When I get to this part of the story, however, I get nervous. There are so many elements in this text that offend my sensibilities. Blessings and curses? My usual relational language with God does not include curses. The blessings and curses here are very specific and material: the blessings of prosperity, progeny, victory over our enemies, long life—or the curses of death and destruction. A theology of blessing and cursing indicts my image of and hopes in God, and doesn’t match my own experience.

In my world, the greedy and selfish seem to prosper at a much higher rate than the generous. Relationships begun with the best of intentions wither. In a world of unwanted pregnancies, faithful and capable would-be parents struggle with infertility and slow adoption processes. This world doesn’t seem to mete out blessings and curses with any rhythm of justice or fairness.

But rebuttals to my observations fall flat in light of God’s definition of blessing and prosperity. To add insult to injury, the paragraph preceding this week’s text implies that the deal God makes “is not too difficult for you or beyond your reach.” Are you kidding? Sometimes just answering the phone cheerfully is beyond my reach, much less faithfulness to God’s moral code. I am further cursed by the fact that I’ve read this story many times. I know what comes next. The Israelites accept the mantle of God’s promise and on divine orders purge the land of the Canaanites with the sword. Texts like this contradict my notion of a good and gracious God redemptively engaged with our world.

My problem is that I’m tempted to read these words too personally. The question, “What’s in it for me?” always lurks in my mind. The indictment of God hangs on my personal circumstances. I ignore the perplexing reality that my personal circumstances are relative and too variable to evaluate except in those rare moments of great triumph or tragedy.

When I jettison my insistence on an overly personal or circumstantial reading of this text, there are other interpretative possibilities.
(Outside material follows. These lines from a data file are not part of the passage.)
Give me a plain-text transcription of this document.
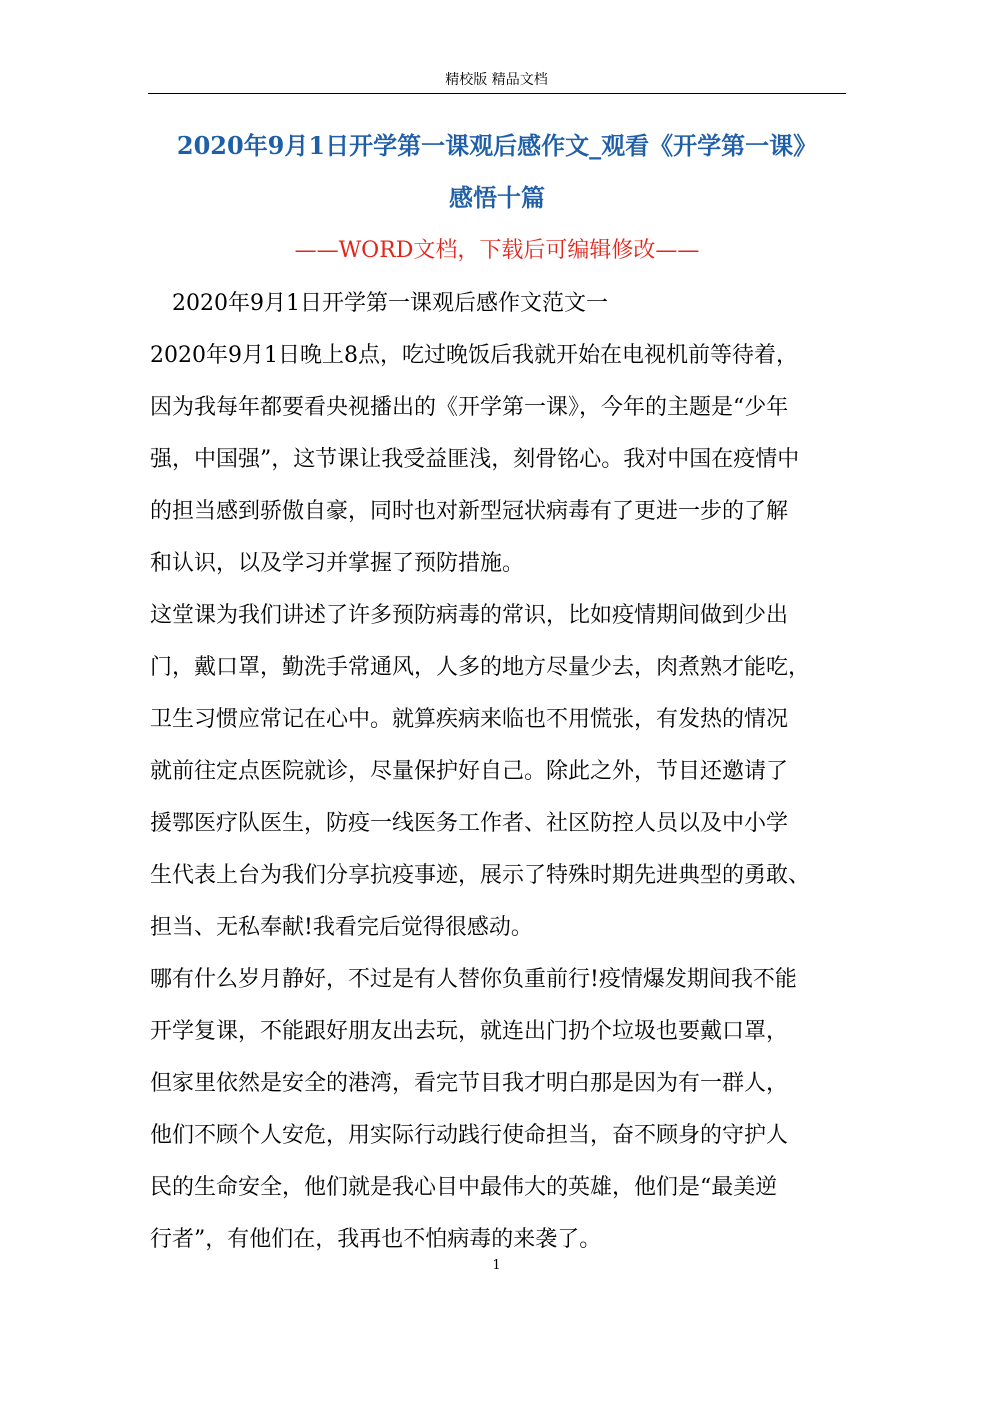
精校版 精品文档
2020年9月1日开学第一课观后感作文_观看《开学第一课》
感悟十篇
——WORD文档，下载后可编辑修改——
2020年9月1日开学第一课观后感作文范文一
2020年9月1日晚上8点，吃过晚饭后我就开始在电视机前等待着，
因为我每年都要看央视播出的《开学第一课》，今年的主题是“少年
强，中国强”，这节课让我受益匪浅，刻骨铭心。我对中国在疫情中
的担当感到骄傲自豪，同时也对新型冠状病毒有了更进一步的了解
和认识，以及学习并掌握了预防措施。
这堂课为我们讲述了许多预防病毒的常识，比如疫情期间做到少出
门，戴口罩，勤洗手常通风，人多的地方尽量少去，肉煮熟才能吃，
卫生习惯应常记在心中。就算疾病来临也不用慌张，有发热的情况
就前往定点医院就诊，尽量保护好自己。除此之外，节目还邀请了
援鄂医疗队医生，防疫一线医务工作者、社区防控人员以及中小学
生代表上台为我们分享抗疫事迹，展示了特殊时期先进典型的勇敢、
担当、无私奉献!我看完后觉得很感动。
哪有什么岁月静好，不过是有人替你负重前行!疫情爆发期间我不能
开学复课，不能跟好朋友出去玩，就连出门扔个垃圾也要戴口罩，
但家里依然是安全的港湾，看完节目我才明白那是因为有一群人，
他们不顾个人安危，用实际行动践行使命担当，奋不顾身的守护人
民的生命安全，他们就是我心目中最伟大的英雄，他们是“最美逆
行者”，有他们在，我再也不怕病毒的来袭了。
1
Yahweh for the Israelites was not only a God who made personal covenants; Yahweh was the creator and sustainer of life. As N. T. Wright explains, “The creator God is the covenant God, and vice versa.” Much disillusionment (and bad theology) comes from detaching these dual realities.
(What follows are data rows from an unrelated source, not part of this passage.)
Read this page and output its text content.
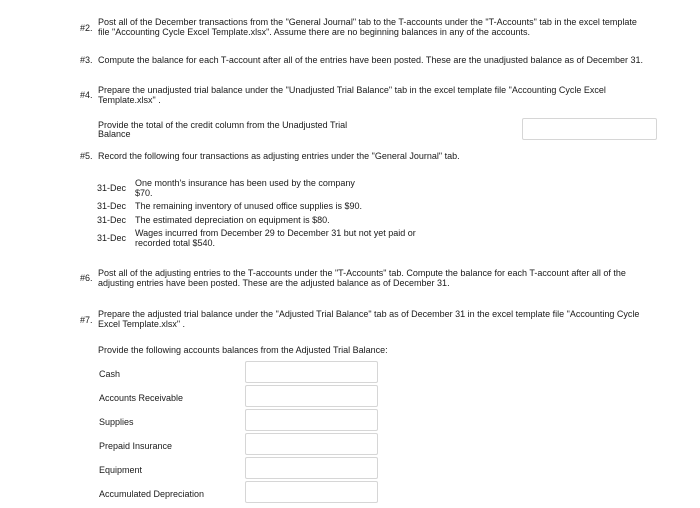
#2.
Post all of the December transactions from the "General Journal" tab to the T-accounts under the "T-Accounts" tab in the excel template
file "Accounting Cycle Excel Template.xlsx". Assume there are no beginning balances in any of the accounts.
#3. Compute the balance for each T-account after all of the entries have been posted. These are the unadjusted balance as of December 31.
#4. Prepare the unadjusted trial balance under the "Unadjusted Trial Balance" tab in the excel template file "Accounting Cycle Excel
Template.xlsx" .
Provide the total of the credit column from the Unadjusted Trial
Balance
#5. Record the following four transactions as adjusting entries under the "General Journal" tab.
31-Dec One month's insurance has been used by the company
$70.
31-Dec The remaining inventory of unused office supplies is $90.
31-Dec The estimated depreciation on equipment is $80.
31-Dec Wages incurred from December 29 to December 31 but not yet paid or
recorded total $540.
#6. Post all of the adjusting entries to the T-accounts under the "T-Accounts" tab. Compute the balance for each T-account after all of the
adjusting entries have been posted. These are the adjusted balance as of December 31.
#7.
Prepare the adjusted trial balance under the "Adjusted Trial Balance" tab as of December 31 in the excel template file "Accounting Cycle
Excel Template.xlsx" .
Provide the following accounts balances from the Adjusted Trial Balance:
Cash
Accounts Receivable
Supplies
Prepaid Insurance
Equipment
Accumulated Depreciation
This text connects covenant and creation with the resonating directive to “choose life.” With the blessings and curses of the covenant clearly in the foreground, the Israelites are told, “Now choose life. . . . For the Lord is your life.” The covenant was for a particular people to bless the entire world of God’s creation (Gen. 12:1-3). God’s goodness is evident not only in faithfulness to the covenant but also in acts of blessing that bring the rain for our harvests, staying our hands when they are bent on destruction, and allowing the Spirit to guide our communities forward in mission despite our disunity, competition and infighting. Claus Westermann offers this: “The Old Testament knows a wholly different kind of divine acting not manifested in history; a constant acting not manifested in momentary events, namely, God’s work of blessing. Blessing really means the power of fertility. God’s blessing causes a developing and growing, a ripening and fruit-bearing, a silent advance of the power for life in all realms.”
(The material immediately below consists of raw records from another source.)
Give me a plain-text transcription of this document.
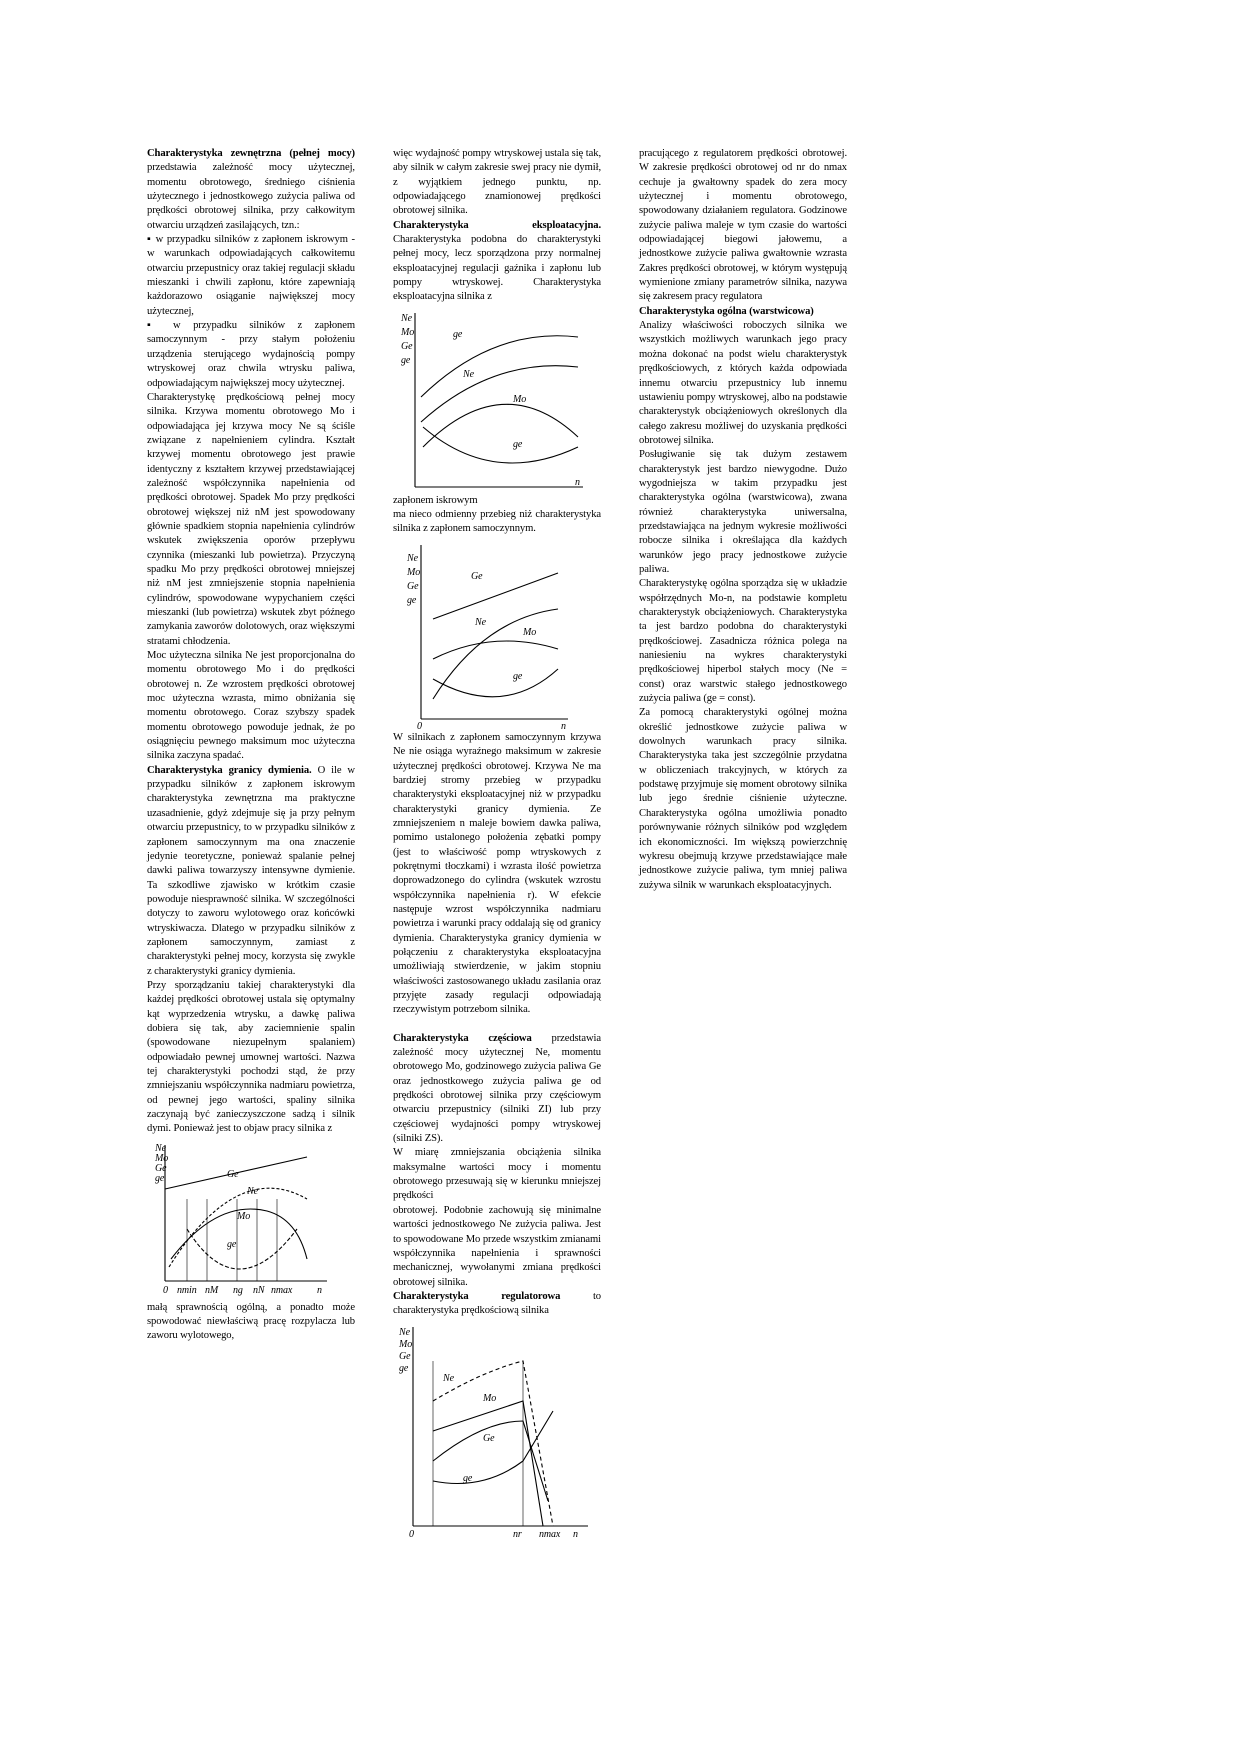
Charakterystyka zewnętrzna (pełnej mocy) przedstawia zależność mocy użytecznej, momentu obrotowego, średniego ciśnienia użytecznego i jednostkowego zużycia paliwa od prędkości obrotowej silnika, przy całkowitym otwarciu urządzeń zasilających, tzn.:

▪ w przypadku silników z zapłonem iskrowym - w warunkach odpowiadających całkowitemu otwarciu przepustnicy oraz takiej regulacji składu mieszanki i chwili zapłonu, które zapewniają każdorazowo osiąganie największej mocy użytecznej,

▪ w przypadku silników z zapłonem samoczynnym - przy stałym położeniu urządzenia sterującego wydajnością pompy wtryskowej oraz chwila wtrysku paliwa, odpowiadającym największej mocy użytecznej.

Charakterystykę prędkościową pełnej mocy silnika. Krzywa momentu obrotowego Mo i odpowiadająca jej krzywa mocy Ne są ściśle związane z napełnieniem cylindra. Kształt krzywej momentu obrotowego jest prawie identyczny z kształtem krzywej przedstawiającej zależność współczynnika napełnienia od prędkości obrotowej. Spadek Mo przy prędkości obrotowej większej niż nM jest spowodowany głównie spadkiem stopnia napełnienia cylindrów wskutek zwiększenia oporów przepływu czynnika (mieszanki lub powietrza). Przyczyną spadku Mo przy prędkości obrotowej mniejszej niż nM jest zmniejszenie stopnia napełnienia cylindrów, spowodowane wypychaniem części mieszanki (lub powietrza) wskutek zbyt późnego zamykania zaworów dolotowych, oraz większymi stratami chłodzenia.

Moc użyteczna silnika Ne jest proporcjonalna do momentu obrotowego Mo i do prędkości obrotowej n. Ze wzrostem prędkości obrotowej moc użyteczna wzrasta, mimo obniżania się momentu obrotowego. Coraz szybszy spadek momentu obrotowego powoduje jednak, że po osiągnięciu pewnego maksimum moc użyteczna silnika zaczyna spadać.

Charakterystyka granicy dymienia. O ile w przypadku silników z zapłonem iskrowym charakterystyka zewnętrzna ma praktyczne uzasadnienie, gdyż zdejmuje się ja przy pełnym otwarciu przepustnicy, to w przypadku silników z zapłonem samoczynnym ma ona znaczenie jedynie teoretyczne, ponieważ spalanie pełnej dawki paliwa towarzyszy intensywne dymienie. Ta szkodliwe zjawisko w krótkim czasie powoduje niesprawność silnika. W szczególności dotyczy to zaworu wylotowego oraz końcówki wtryskiwacza. Dlatego w przypadku silników z zapłonem samoczynnym, zamiast z charakterystyki pełnej mocy, korzysta się zwykle z charakterystyki granicy dymienia.

Przy sporządzaniu takiej charakterystyki dla każdej prędkości obrotowej ustala się optymalny kąt wyprzedzenia wtrysku, a dawkę paliwa dobiera się tak, aby zaciemnienie spalin (spowodowane niezupełnym spalaniem) odpowiadało pewnej umownej wartości. Nazwa tej charakterystyki pochodzi stąd, że przy zmniejszaniu współczynnika nadmiaru powietrza, od pewnej jego wartości, spaliny silnika zaczynają być zanieczyszczone sadzą i silnik dymi. Ponieważ jest to objaw pracy silnika z

Ne
Mo
Ge
ge	Ge
Ne
Mo
ge
0 nmin nM ng nN nmax n

małą sprawnością ogólną, a ponadto może spowodować niewłaściwą pracę rozpylacza lub zaworu wylotowego,

więc wydajność pompy wtryskowej ustala się tak, aby silnik w całym zakresie swej pracy nie dymił, z wyjątkiem jednego punktu, np. odpowiadającego znamionowej prędkości obrotowej silnika.

Charakterystyka eksploatacyjna. Charakterystyka podobna do charakterystyki pełnej mocy, lecz sporządzona przy normalnej eksploatacyjnej regulacji gaźnika i zapłonu lub pompy wtryskowej. Charakterystyka eksploatacyjna silnika z

Ne
Mo
Ge
ge
ge
Ne
Mo
ge
n

zapłonem iskrowym

ma nieco odmienny przebieg niż charakterystyka silnika z zapłonem samoczynnym.

Ne
Mo
Ge
ge
Ge
Ne
Mo
ge
0	n

W silnikach z zapłonem samoczynnym krzywa Ne nie osiąga wyraźnego maksimum w zakresie użytecznej prędkości obrotowej. Krzywa Ne ma bardziej stromy przebieg w przypadku charakterystyki eksploatacyjnej niż w przypadku charakterystyki granicy dymienia. Ze zmniejszeniem n maleje bowiem dawka paliwa, pomimo ustalonego położenia zębatki pompy (jest to właściwość pomp wtryskowych z pokrętnymi tłoczkami) i wzrasta ilość powietrza doprowadzonego do cylindra (wskutek wzrostu współczynnika napełnienia r). W efekcie następuje wzrost współczynnika nadmiaru powietrza i warunki pracy oddalają się od granicy dymienia. Charakterystyka granicy dymienia w połączeniu z charakterystyka eksploatacyjna umożliwiają stwierdzenie, w jakim stopniu właściwości zastosowanego układu zasilania oraz przyjęte zasady regulacji odpowiadają rzeczywistym potrzebom silnika.

Charakterystyka częściowa przedstawia zależność mocy użytecznej Ne, momentu obrotowego Mo, godzinowego zużycia paliwa Ge oraz jednostkowego zużycia paliwa ge od prędkości obrotowej silnika przy częściowym otwarciu przepustnicy (silniki ZI) lub przy częściowej wydajności pompy wtryskowej (silniki ZS).

W miarę zmniejszania obciążenia silnika maksymalne wartości mocy i momentu obrotowego przesuwają się w kierunku mniejszej prędkości

obrotowej. Podobnie zachowują się minimalne wartości jednostkowego Ne zużycia paliwa. Jest to spowodowane Mo przede wszystkim zmianami współczynnika napełnienia i sprawności mechanicznej, wywołanymi zmiana prędkości obrotowej silnika.

Charakterystyka regulatorowa to charakterystyka prędkościową silnika

Ne
Mo
Ge
ge
Ne
Mo
Ge
ge
0	nr nmax n

pracującego z regulatorem prędkości obrotowej. W zakresie prędkości obrotowej od nr do nmax cechuje ja gwałtowny spadek do zera mocy użytecznej i momentu obrotowego, spowodowany działaniem regulatora. Godzinowe zużycie paliwa maleje w tym czasie do wartości odpowiadającej biegowi jałowemu, a jednostkowe zużycie paliwa gwałtownie wzrasta Zakres prędkości obrotowej, w którym występują wymienione zmiany parametrów silnika, nazywa się zakresem pracy regulatora

Charakterystyka ogólna (warstwicowa)

Analizy właściwości roboczych silnika we wszystkich możliwych warunkach jego pracy można dokonać na podst wielu charakterystyk prędkościowych, z których każda odpowiada innemu otwarciu przepustnicy lub innemu ustawieniu pompy wtryskowej, albo na podstawie charakterystyk obciążeniowych określonych dla całego zakresu możliwej do uzyskania prędkości obrotowej silnika.

Posługiwanie się tak dużym zestawem charakterystyk jest bardzo niewygodne. Dużo wygodniejsza w takim przypadku jest charakterystyka ogólna (warstwicowa), zwana również charakterystyka uniwersalna, przedstawiająca na jednym wykresie możliwości robocze silnika i określająca dla każdych warunków jego pracy jednostkowe zużycie paliwa.

Charakterystykę ogólna sporządza się w układzie współrzędnych Mo-n, na podstawie kompletu charakterystyk obciążeniowych. Charakterystyka ta jest bardzo podobna do charakterystyki prędkościowej. Zasadnicza różnica polega na naniesieniu na wykres charakterystyki prędkościowej hiperbol stałych mocy (Ne = const) oraz warstwic stałego jednostkowego zużycia paliwa (ge = const).

Za pomocą charakterystyki ogólnej można określić jednostkowe zużycie paliwa w dowolnych warunkach pracy silnika. Charakterystyka taka jest szczególnie przydatna w obliczeniach trakcyjnych, w których za podstawę przyjmuje się moment obrotowy silnika lub jego średnie ciśnienie użyteczne. Charakterystyka ogólna umożliwia ponadto porównywanie różnych silników pod względem ich ekonomiczności. Im większą powierzchnię wykresu obejmują krzywe przedstawiające małe jednostkowe zużycie paliwa, tym mniej paliwa zużywa silnik w warunkach eksploatacyjnych.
This is a fresh perspective on God as Creator and on covenant faithfulness. Just as with the ancient Israelites, our covenant-keeping means living in a rhythm of holistic living and worship. Covenant-keeping fashions an awareness of the goodness of creation, a mandate of creation stewardship, and the ever-present hope of a new (redeemed) creation coming. Yes, the lives we live and the circumstances we encounter are filled with pain, injustices and the vestiges of a marred creation. Somewhere in this pain lurk our curses, the consequences of humanity’s rejection of life. But life and hope remain. The imperative to “choose life” and the stipulation that that choice is obtainable are not naive or futile challenges. Life does exist in the blessing of God. The choice of life is the commitment to embrace the creative and re-creative work of God by living with an awareness of God’s goodness.